Once again, as with La Traviata, I am puzzled by the choice of setting. The composer is Italian, the opera is in Italian, the characters’ names are all Italian, and yet Donizetti set the opera in Scotland. The reason for this is that Donizetti’s opera is based loosely on the novel The Bride of Lammermoor by Walter Scott that was set in the Lammeruir hills of Scotland and tells the story of the doomed love of Lucy Ashton and her family’s enemy Edgar Ravenwood. While Donizetti retained unchanged the two family last names, he Italianized the first names. Why remain faithful to the novel in these trivial ways? Why not for consistency change the setting to Italy or keep the first names also unchanged, since the basic story is universal and timeless?

Today’s opera offering is Tchaikovsky’s Eugene Onegin. I expect to hear a lot of his trademark lush romanticism.

Comments

  1. mnb0 says

    “Today’s opera offering is Tchaikovsky’s Eugene Onegin. I expect to hear a lot of his trademark lush romanticism.”
    Then I hope you won’t be disappointed. The very famous letter scene for the heroine -- the real main character btw -- lacks any drama. That’s an important reason Tchaikovsky was shy to call Evgenij Onegin an opera, preferring “lyrical scenes”.

    PS: sorry, I posted my first comment before finishing your article.
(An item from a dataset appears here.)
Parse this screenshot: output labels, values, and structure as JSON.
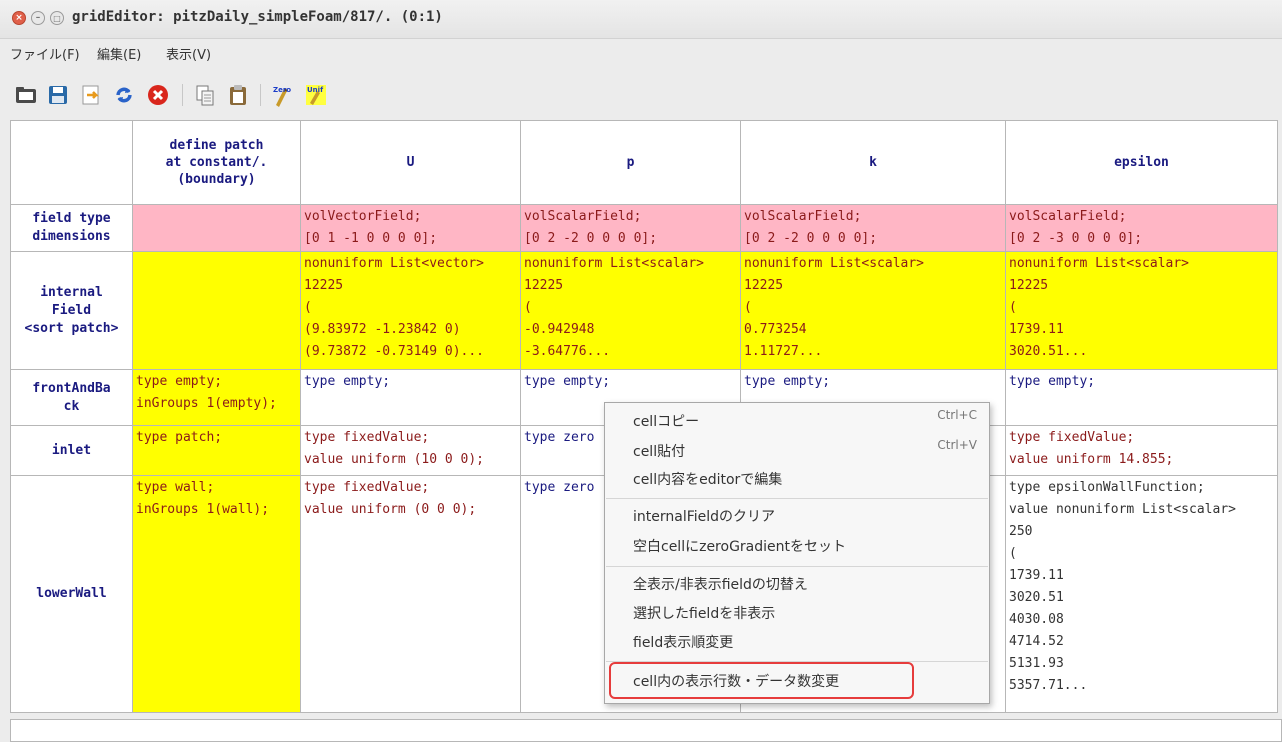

As for “why” my guess is to please the Italian audience. Scotland was for them quite exotic but at the other hand didn’t want to alienate them by becoming too extreme in this respect.

  2. flex says

    Hmm. Scott’s The Bride of Lammermoor was published in 1819, was a big hit, although it may have taken a year or two before it was translated into Italian.

    Then a composer writes an opera which is first performed in 1835 (15 years later) based on it…. changing some details to make the very successful novel more accessible for the audience. Many of whom would never have read it, but were aware of how famous it was. Like the first Harry Potter book being titled, Harry Potter and the Philosphers Stone being changed to Harry Potter and the Sorcerers Stone” for the American market. Or literally thousands of other examples of how a successful work in one form of media is changed when translated into a different one.

    Frankly, I don’t see what Donizetti did was all that unusual. At least in the world of media. This wouldn’t fly in the world of mathematics (unless your name was Nicolai Ivanovich Lobachevski).

  3. flex says

    Damn italics closure tags. 🙁

    [I took the liberty of closing the italics for you. -- MS]

  4. Bethany says

    My theory on women dying in opera: never sing about how much you love a guy. Women who sing such songs generally die, while women who don’t usually live.

  5. Allison says

    never sing about how much you love a guy. Women who sing such songs generally die, while women who don’t usually live.

    The same is true in real life. “Love,” or at least romantic love, is almost always a bad bargain for women. Even the Wife of Bath (from Canterbury Tales) knew that.